Article 7 independent directors shall express independent opinions on major matters such as the company’s external guarantee, the implementation progress of M & A and reorganization in the annual report. In addition, special explanations shall be made on the company’s accumulated and current external guarantees and the implementation of the above provisions in the annual report. If necessary, an accounting firm or other securities intermediary can be hired to check the company’s accumulated and current external guarantees.
Article 8 for the meeting of the board of directors to consider the annual report, independent directors need to pay attention to the procedures for convening the meeting of the board of directors, the proposal procedures for relevant matters, decision-making authority, voting procedures, avoidance matters, the submission time and completeness of proposal materials. If they find that they are inconsistent with the relevant provisions for convening the meeting of the board of directors or the judgment basis is insufficient, they shall put forward opinions on supplement, rectification and postponement of the meeting.
Article 9 the above communication process, opinions and requirements shall be recorded in writing and signed by relevant parties.
Article 10 independent directors shall sign written confirmation opinions on the annual report.
Article 11 if the independent directors cannot guarantee the authenticity, accuracy and completeness of the annual report or have objections, they shall state the reasons and express their opinions in the written confirmation opinions, and disclose them.
Article 12 If an independent director has any objection to the specific matters of the company’s annual report, he may, with the consent of all independent directors, independently engage an external audit institution and a consulting institution to audit and consult the specific matters of the company, and the relevant expenses shall be borne by the company.
Article 13 the company shall actively create necessary conditions for independent directors to perform their duties in the process of preparing the annual report. The Secretary of the board of directors is responsible for coordinating the communication between the independent directors and the management of the company and the accounting firm. The management of the company and the relevant personnel of the annual report shall actively cooperate with the work of the independent directors, and shall not refuse, hinder, conceal or interfere with the independent directors’ independent exercise of their functions and powers.

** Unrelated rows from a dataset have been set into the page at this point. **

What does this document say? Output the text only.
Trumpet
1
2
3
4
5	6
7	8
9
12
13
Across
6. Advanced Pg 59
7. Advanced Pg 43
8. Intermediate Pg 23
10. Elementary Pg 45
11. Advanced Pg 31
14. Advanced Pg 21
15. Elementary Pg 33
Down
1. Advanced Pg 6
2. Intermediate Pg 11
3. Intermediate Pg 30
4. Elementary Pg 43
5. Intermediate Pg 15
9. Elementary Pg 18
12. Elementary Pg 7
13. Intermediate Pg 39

Article 14 during the preparation and deliberation of the annual report, independent directors shall have the obligation of confidentiality. Before the disclosure of the annual report, we should effectively prevent the disclosure of insider information, insider trading and other illegal acts.
Article 15 for matters not covered in this system, independent directors shall implement in accordance with relevant laws, administrative regulations, departmental rules, normative documents and the articles of association.
Article 16 the system shall be formulated and interpreted by the board of directors.
Article 17 the working system shall come into force after being deliberated and adopted at the meeting of the board of directors of the company.